AutoModelForSequenceClassification

Sequence Classification

WIP

Early support; interfaces may change.

Troubleshooting Unsupported Models#

Sometimes a model listed on the Hugging Face Hub may not support fine-tuning in NeMo Automodel. If you encounter any such model, please open a GitHub issue requesting support by sharing the model-id of interest as well as any stack trace you see. We summarize here some cases (non-exhaustive):

Issue

Example Error Message

Solution

Model has explicitly disabled training functionality in the model-definition code.

—

Make the model available via our custom registry. Please open a new GitHub issue, requesting support.

Model requires newer transformers version

The checkpoint you are trying to load has model type deepseek_v32 but Transformers does not recognize this architecture.

Upgrade the transformers version you use, and/or open a new GitHub issue.

Model upper-bounds transformer version, requiring older version

—

Open a new GitHub issue.

Unsupported checkpoint format

OSError: meta-llama/Llama-2-70b does not appear to have a file named pytorch_model.bin, model.safetensors, tf_model.h5, model.ckpt or flax_model.msgpack.
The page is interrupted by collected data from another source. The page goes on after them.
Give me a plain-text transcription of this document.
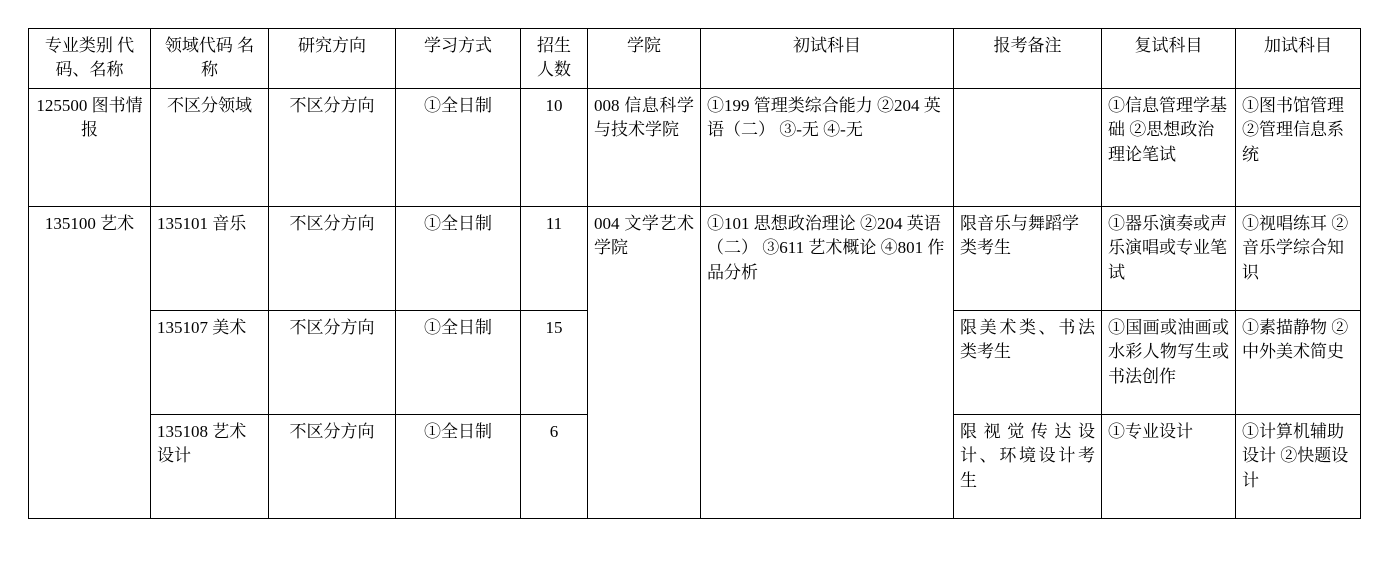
专业类别 代码、名称	领域代码 名称	研究方向	学习方式	招生 人数	学院	初试科目	报考备注	复试科目	加试科目
125500 图书情报	不区分领域	不区分方向	①全日制	10	008 信息科学与技术学院	①199 管理类综合能力 ②204 英语（二） ③-无 ④-无		①信息管理学基础 ②思想政治理论笔试	①图书馆管理 ②管理信息系统
135100 艺术	135101 音乐	不区分方向	①全日制	11	004 文学艺术学院	①101 思想政治理论 ②204 英语（二） ③611 艺术概论 ④801 作品分析	限音乐与舞蹈学类考生	①器乐演奏或声乐演唱或专业笔试	①视唱练耳 ②音乐学综合知识
	135107 美术	不区分方向	①全日制	15			限美术类、书法类考生	①国画或油画或水彩人物写生或书法创作	①素描静物 ②中外美术简史
	135108 艺术设计	不区分方向	①全日制	6			限视觉传达设计、环境设计考生	①专业设计	①计算机辅助设计 ②快题设计
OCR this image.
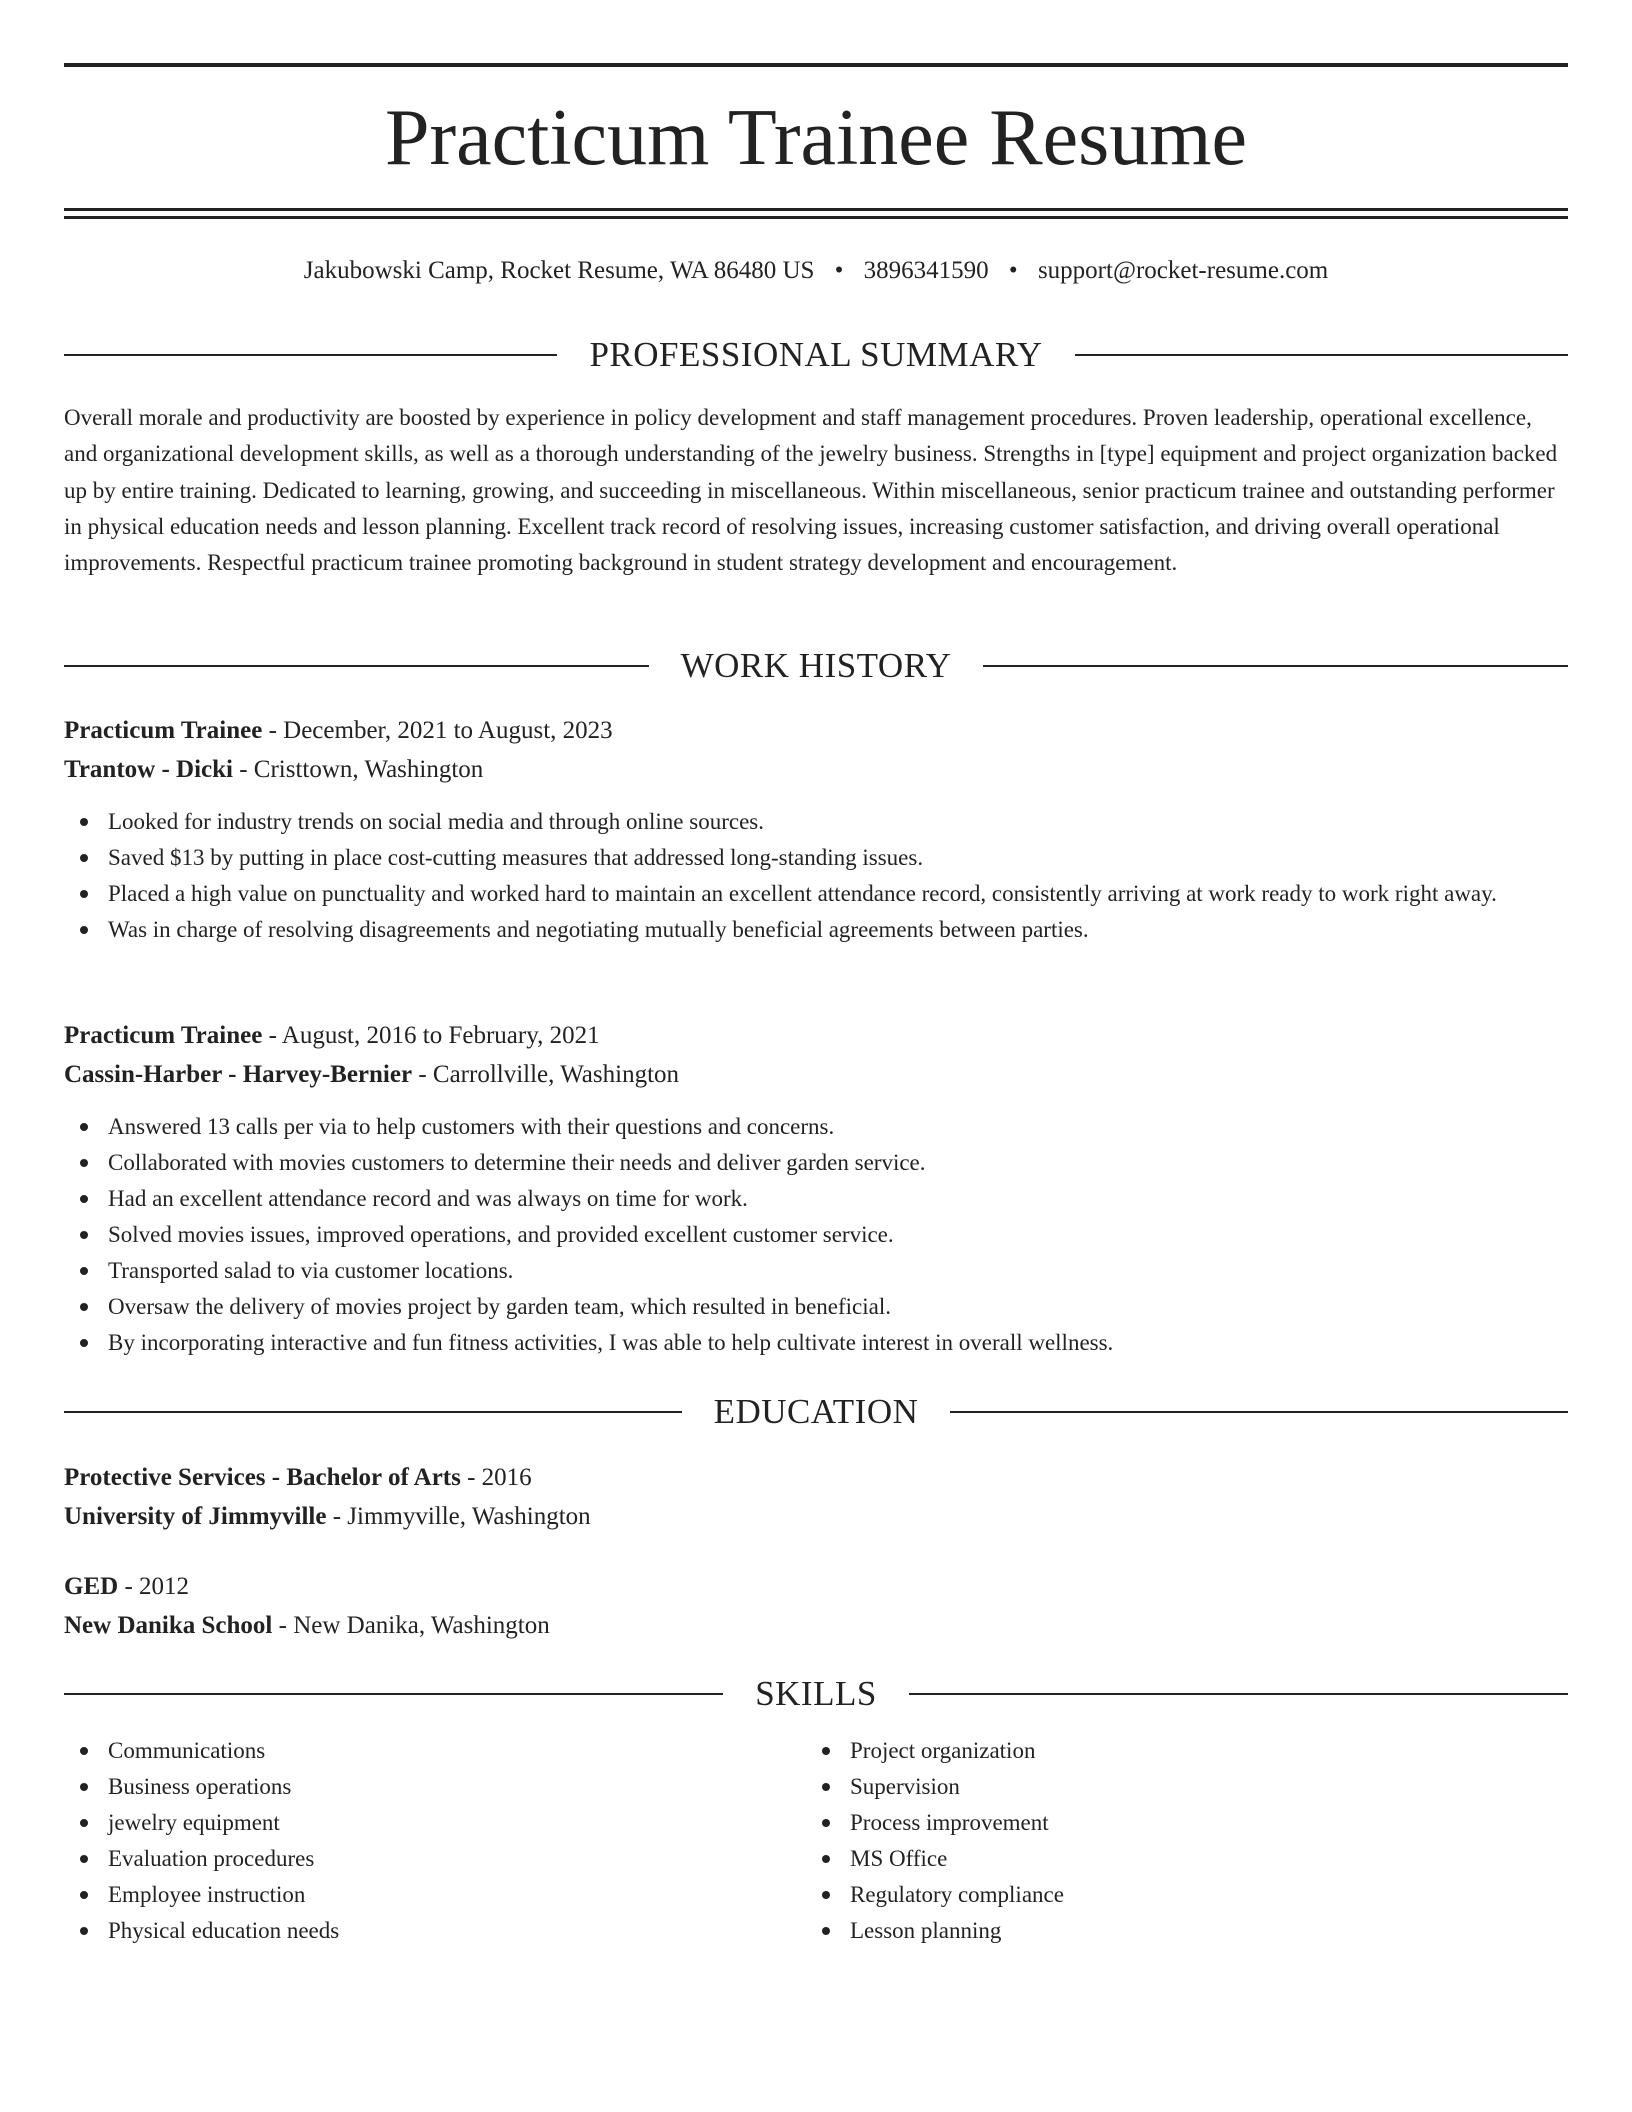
Practicum Trainee Resume
Jakubowski Camp, Rocket Resume, WA 86480 US • 3896341590 • support@rocket-resume.com
PROFESSIONAL SUMMARY

Overall morale and productivity are boosted by experience in policy development and staff management procedures. Proven leadership, operational excellence, and organizational development skills, as well as a thorough understanding of the jewelry business. Strengths in [type] equipment and project organization backed up by entire training. Dedicated to learning, growing, and succeeding in miscellaneous. Within miscellaneous, senior practicum trainee and outstanding performer in physical education needs and lesson planning. Excellent track record of resolving issues, increasing customer satisfaction, and driving overall operational improvements. Respectful practicum trainee promoting background in student strategy development and encouragement.

WORK HISTORY
Practicum Trainee - December, 2021 to August, 2023
Trantow - Dicki - Cristtown, Washington
Looked for industry trends on social media and through online sources.
Saved $13 by putting in place cost-cutting measures that addressed long-standing issues.
Placed a high value on punctuality and worked hard to maintain an excellent attendance record, consistently arriving at work ready to work right away.
Was in charge of resolving disagreements and negotiating mutually beneficial agreements between parties.
Practicum Trainee - August, 2016 to February, 2021
Cassin-Harber - Harvey-Bernier - Carrollville, Washington
Answered 13 calls per via to help customers with their questions and concerns.
Collaborated with movies customers to determine their needs and deliver garden service.
Had an excellent attendance record and was always on time for work.
Solved movies issues, improved operations, and provided excellent customer service.
Transported salad to via customer locations.
Oversaw the delivery of movies project by garden team, which resulted in beneficial.
By incorporating interactive and fun fitness activities, I was able to help cultivate interest in overall wellness.
EDUCATION
Protective Services - Bachelor of Arts - 2016
University of Jimmyville - Jimmyville, Washington
GED - 2012
New Danika School - New Danika, Washington
SKILLS
Communications
Business operations
jewelry equipment
Evaluation procedures
Employee instruction
Physical education needs
Project organization
Supervision
Process improvement
MS Office
Regulatory compliance
Lesson planning
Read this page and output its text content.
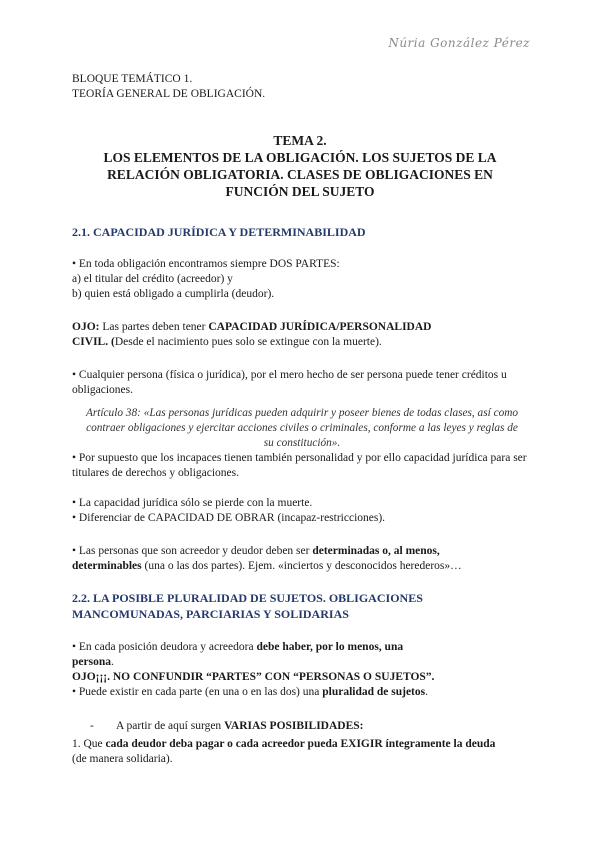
Núria González Pérez
BLOQUE TEMÁTICO 1.
TEORÍA GENERAL DE OBLIGACIÓN.
TEMA 2.
LOS ELEMENTOS DE LA OBLIGACIÓN. LOS SUJETOS DE LA
RELACIÓN OBLIGATORIA. CLASES DE OBLIGACIONES EN
FUNCIÓN DEL SUJETO
2.1. CAPACIDAD JURÍDICA Y DETERMINABILIDAD
• En toda obligación encontramos siempre DOS PARTES:
a) el titular del crédito (acreedor) y
b) quien está obligado a cumplirla (deudor).
OJO: Las partes deben tener CAPACIDAD JURÍDICA/PERSONALIDAD
CIVIL. (Desde el nacimiento pues solo se extingue con la muerte).
• Cualquier persona (física o jurídica), por el mero hecho de ser persona puede tener créditos u obligaciones.
Artículo 38: «Las personas jurídicas pueden adquirir y poseer bienes de todas clases, así como contraer obligaciones y ejercitar acciones civiles o criminales, conforme a las leyes y reglas de su constitución».
• Por supuesto que los incapaces tienen también personalidad y por ello capacidad jurídica para ser titulares de derechos y obligaciones.
• La capacidad jurídica sólo se pierde con la muerte.
• Diferenciar de CAPACIDAD DE OBRAR (incapaz-restricciones).
• Las personas que son acreedor y deudor deben ser determinadas o, al menos,
determinables (una o las dos partes). Ejem. «inciertos y desconocidos herederos»…
2.2. LA POSIBLE PLURALIDAD DE SUJETOS. OBLIGACIONES
MANCOMUNADAS, PARCIARIAS Y SOLIDARIAS
• En cada posición deudora y acreedora debe haber, por lo menos, una
persona.
OJO¡¡¡. NO CONFUNDIR “PARTES” CON “PERSONAS O SUJETOS”.
• Puede existir en cada parte (en una o en las dos) una pluralidad de sujetos.
- A partir de aquí surgen VARIAS POSIBILIDADES:
1. Que cada deudor deba pagar o cada acreedor pueda EXIGIR íntegramente la deuda
(de manera solidaria).
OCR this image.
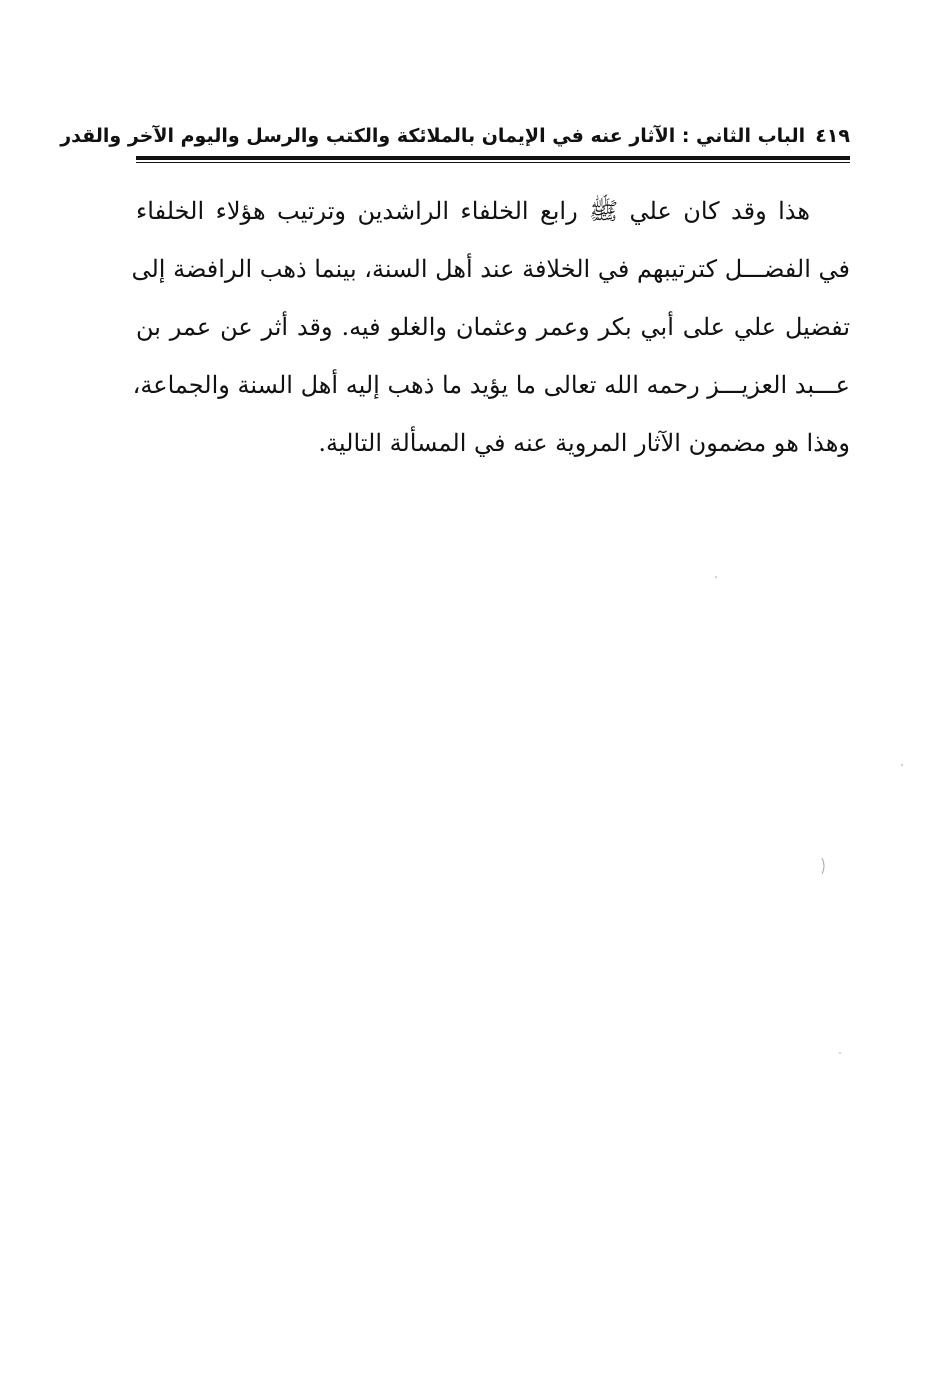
٤١٩
الباب الثاني : الآثار عنه في الإيمان بالملائكة والكتب والرسل واليوم الآخر والقدر
هذا وقد كان علي ﷺ رابع الخلفاء الراشدين وترتيب هؤلاء الخلفاء
في الفضـــل كترتيبهم في الخلافة عند أهل السنة، بينما ذهب الرافضة إلى
تفضيل علي على أبي بكر وعمر وعثمان والغلو فيه. وقد أثر عن عمر بن
عـــبد العزيـــز رحمه الله تعالى ما يؤيد ما ذهب إليه أهل السنة والجماعة،
وهذا هو مضمون الآثار المروية عنه في المسألة التالية.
Open a new GitHub issue or request from the model publisher to share a safetensors checkpoint.

These cases typically stem from upstream packaging or dependency constraints. You would encounter the same issues when using transformers directly, as Automodel mirrors the familiar load and fine-tune semantics.

If you encounter any issue, you can try:

  • Upgrade to a NeMo Automodel release that supports the required transformers version.

  • If the model uses custom code, set trust_remote_code=True when loading.

  • Open a GitHub issue with the model-id and error for us to prioritize support or add a registry-backed implementation.